Im Näherkommen stellte ich fest, dass Anouk atmete. Fast unmerklich, aber dennoch eindeutig, hob und senkte sich ihr Brustkorb.
Sie lebte.
Ich zog mir einen Stuhl heran. Lange betrachtete ich ihr Schweigen, die weißen Binden an den Unterarmen, die lila Adern an ihrem Hals. Und dann weinte ich. Ich saß an ihrem Bett und schluchzte und konnte nicht aufhören.
Irgendwann berührte mich jemand an der Schulter. Es war eine Schwester. Im ersten Moment wusste ich nicht, ob es dieselbe war wie vorhin. Inzwischen musste es tiefe Nacht geworden sein, aber im Grunde war das alles egal. Ich würde hier sitzen bleiben, mehr wollte ich nicht, mehr wusste ich nicht und mehr wollte ich auch nicht wissen.
Etwas später nickte ich ein und träumte wirres Zeug, von einer marmornen Anouk, die so schön war und so weiß wie Schnee und in einem roten See lag.
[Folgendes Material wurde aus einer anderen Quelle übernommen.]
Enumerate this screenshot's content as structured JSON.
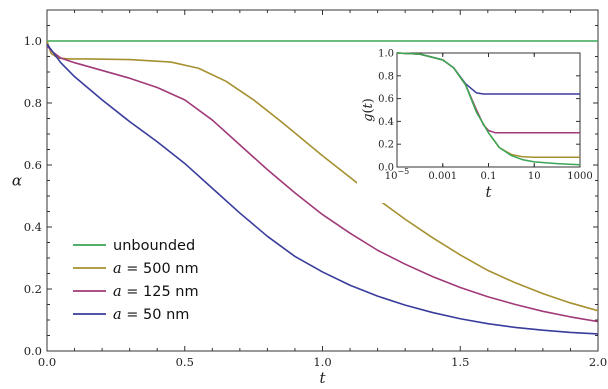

Eine Stimme flüsterte ganz dicht an meinem Ohr und ich fuhr herum, erschrocken, denn ich hatte geglaubt, allein zu sein. Allein mit der stillen Anouk. Und da sah ich, dass die Stimme kein Gesicht hatte. Um uns herum rauschten Worte, wurden lauter, steigerten sich zu einem bedrohlichen Donnern: Was hast du mit meiner Tochter gemacht, du hast sie getötet! Und plötzlich stand da die blonde Polizistin mit den Handschellen, welche sie mir entgegenhielt, schweigend. Ihr seltsamer Blick zerschnitt mein Gesicht wie ein Messer. Blut floss und die Blonde sah regungslos zu. So, als wüsste sie bereits alles, als sei der »Fall« geklärt und das Urteil verkündet. Sie war gleichzeitig auch mein Richter. Ich zuckte zurück, als sie mir die Handschellen anlegen wollte, wäre fast vom Stuhl gefallen und konnte mich gerade noch am Bett abstützen.
Mit wild schlagendem Herzen drehte ich mich um. Hier war niemand außer Anouk. Ein immer gleicher Anblick. Sie trieb mit geschlossenen Lidern auf einem roten See, über dem grünes Licht schimmerte.